Fixed tissue samples have already undergone crosslinking via formaldehyde, thus reducing the number of primary amine sites available to react with the hydrogel monomers. For this reason, increased hydrogel solution incubation times are used with these samples in order to allow additional time for formaldehyde and acrylamide to seek out unused amine sites for hydrogel linking. The results on fixed human samples following CLARITY processing, which show observable structural features after immunostaining, indicate that enough unused amine sites remain on the tissue biomolecules for sufficient incorporation into the hydrogel network.

[edit] Incubation Times

  • Perfused tissue samples - The transcardial perfusion procedure introduces hydrogel solution inside the tissue via the blood vessels, so less incubation time is needed for the monomers to uniformly distribute throughout the tissue. Following perfusion, the extracted tissue sample is placed in hydrogel solution (~20 mL for a whole mouse brain) for 2-3 days.
  • Non-perfused tissue samples - The time period of hydrogel solution incubation for non-perfused tissue samples depends on the size of the sample and whether it was previously fixed. For unfixed tissue, smaller samples (e.g., less than 1-2 mm thick) may only need 2-3 days of incubation before embedding, while larger samples may require longer soaking time, such as 5-7 days or more. Fixed tissue samples have already undergone crosslinking of many of the primary amine sites within the tissue, causing less sites to be readily available for crosslinking with the formaldehyde and acrylamide monomers. Longer incubation times, such as 1-2 weeks, should be used for samples previously stored in fixative to allow extra penetration time for the monomers to diffuse into the crosslinked tissue and find the unused primary amine sites for hydrogel attachment.

[edit] Sample Incubation Conditions

Place tissue in the ice cold hydrogel solution (freshly-made or thawed) and incubate at 4°C in the refrigerator or cold room. Incubation can be on a gentle shaker plate or standing still. The amount of hydrogel solution used should be enough to completely cover the tissue sample and provide an excess to support monomer diffusion into the tissue.

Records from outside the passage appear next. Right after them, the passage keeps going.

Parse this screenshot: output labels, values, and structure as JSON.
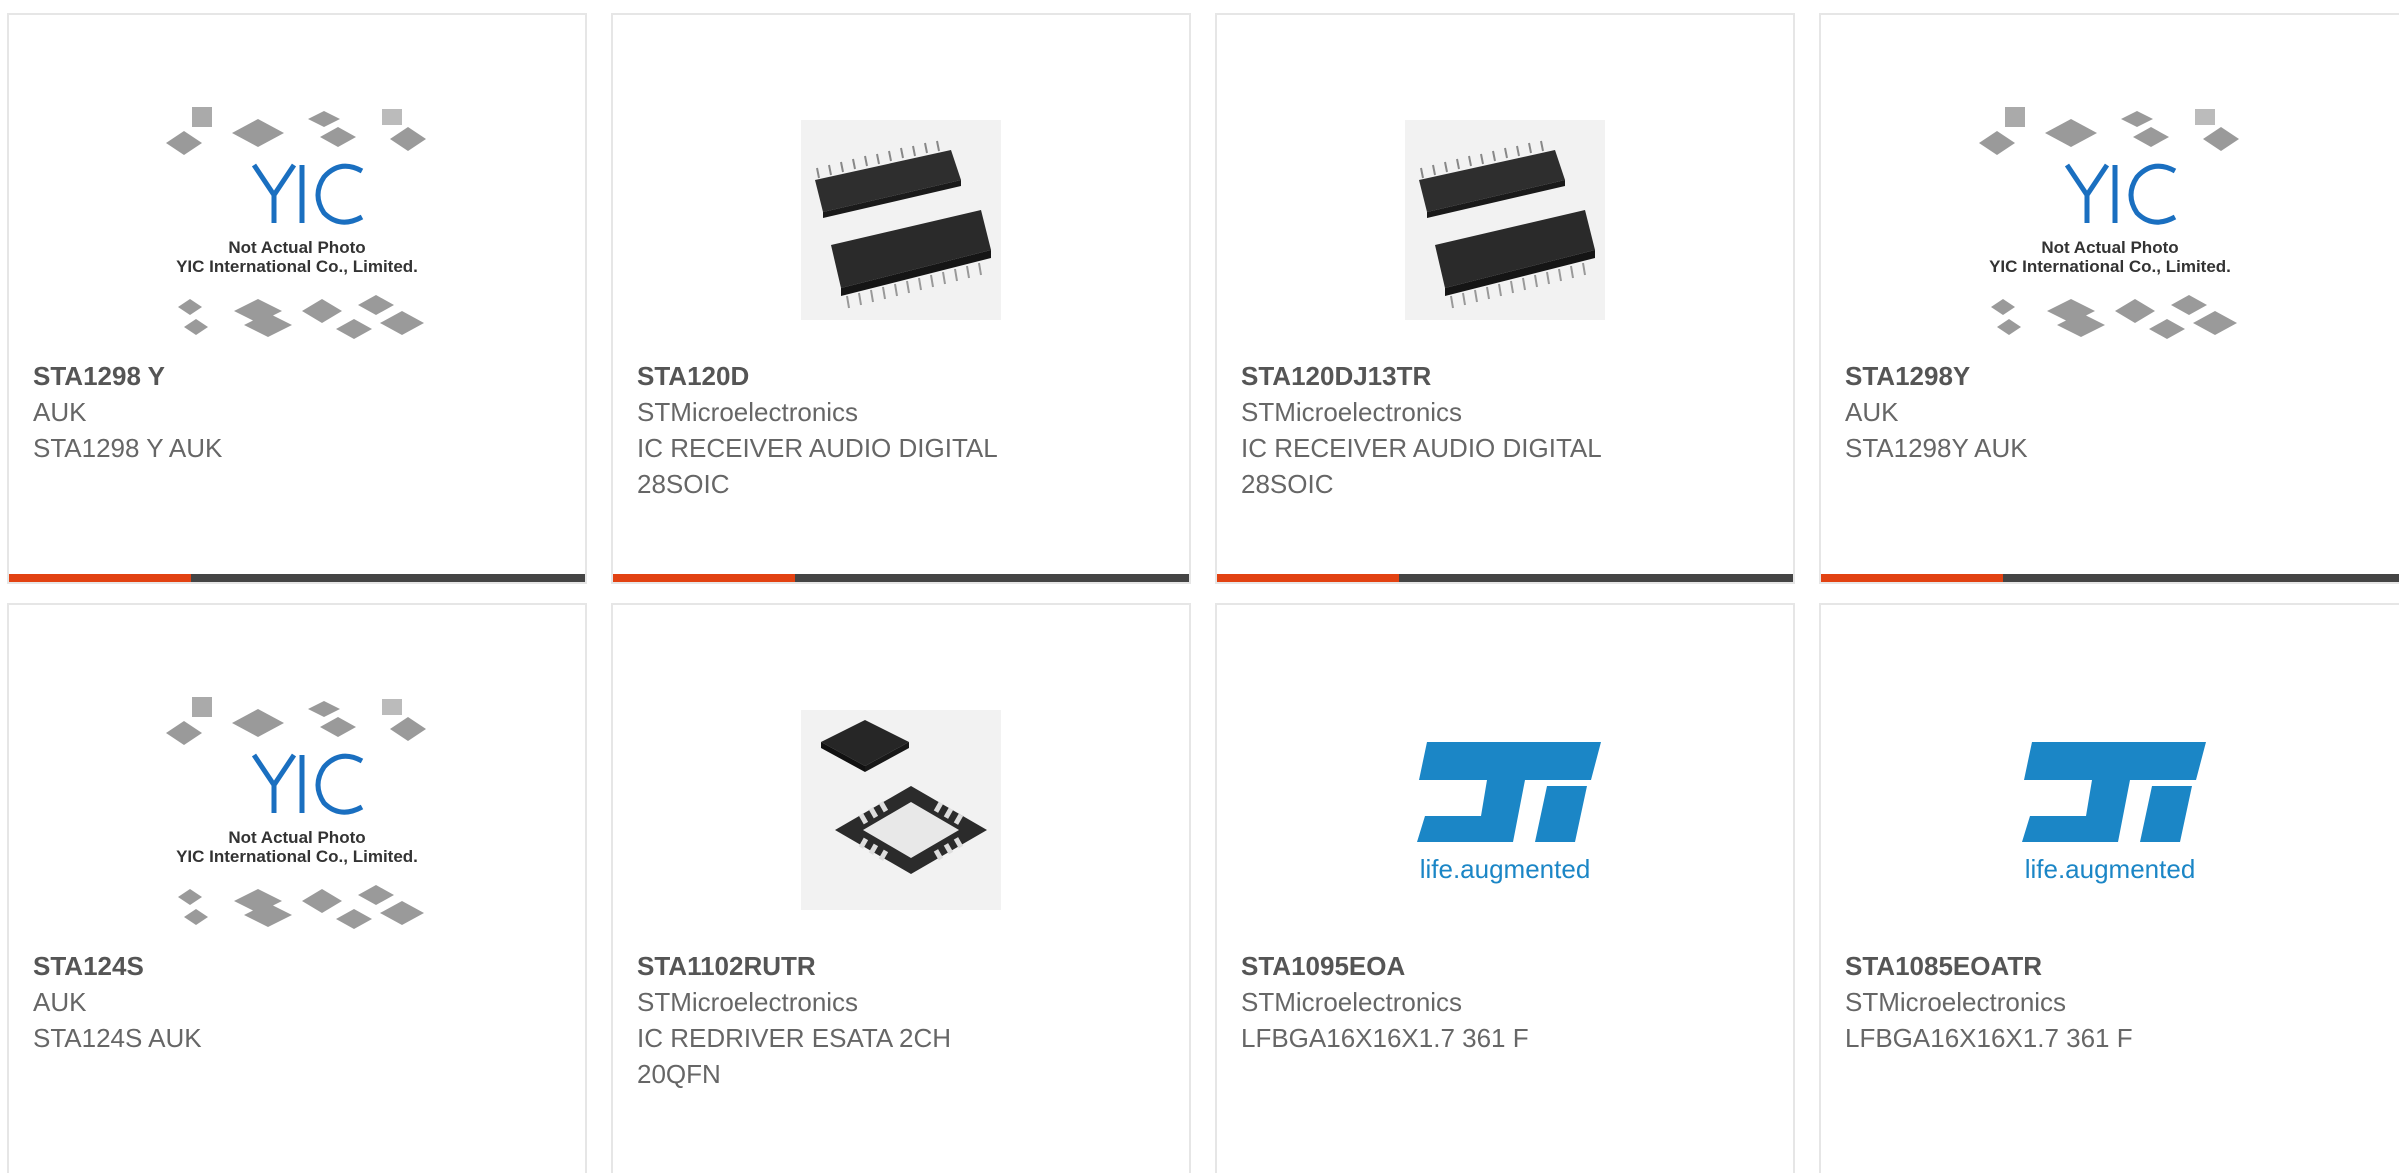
{
  "products": [
    {
      "part": "STA1298 Y",
      "maker": "AUK",
      "desc": "STA1298 Y AUK",
      "image": "yic-placeholder"
    },
    {
      "part": "STA120D",
      "maker": "STMicroelectronics",
      "desc": "IC RECEIVER AUDIO DIGITAL 28SOIC",
      "image": "soic-chip"
    },
    {
      "part": "STA120DJ13TR",
      "maker": "STMicroelectronics",
      "desc": "IC RECEIVER AUDIO DIGITAL 28SOIC",
      "image": "soic-chip"
    },
    {
      "part": "STA1298Y",
      "maker": "AUK",
      "desc": "STA1298Y AUK",
      "image": "yic-placeholder"
    },
    {
      "part": "STA124S",
      "maker": "AUK",
      "desc": "STA124S AUK",
      "image": "yic-placeholder"
    },
    {
      "part": "STA1102RUTR",
      "maker": "STMicroelectronics",
      "desc": "IC REDRIVER ESATA 2CH 20QFN",
      "image": "qfn-chip"
    },
    {
      "part": "STA1095EOA",
      "maker": "STMicroelectronics",
      "desc": "LFBGA16X16X1.7 361 F",
      "image": "st-logo"
    },
    {
      "part": "STA1085EOATR",
      "maker": "STMicroelectronics",
      "desc": "LFBGA16X16X1.7 361 F",
      "image": "st-logo"
    }
  ],
  "placeholder": {
    "line1": "Not Actual Photo",
    "line2": "YIC International Co., Limited."
  },
  "st_logo": {
    "tagline": "life.augmented"
  },
  "colors": {
    "accent": "#e24212",
    "bar": "#444444",
    "border": "#e6e6e6",
    "st_blue": "#1b86c6",
    "yic_blue": "#1a6fc0"
  }
}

  • Note: It is always best to keep incubating samples near the back of the refrigerator to keep them as cold as possible. Samples placed near the door can start to polymerize after just a few days.

[edit] Sample Storage

Tissue samples should not be stored in the hydrogel solution at 4°C for more than 2-3 weeks. The thermal initiator in the hydrogel solution is not stable for long periods of time at this temperature, and acrylamide polymerization can slowly occur. It is undesirable to let polymerization occur uncontrolled over time as it could lead to an excessive formation of crosslinked polyacrylamide inside the tissue, rendering it rigid and difficult to clear (see Hydrogel Embedding).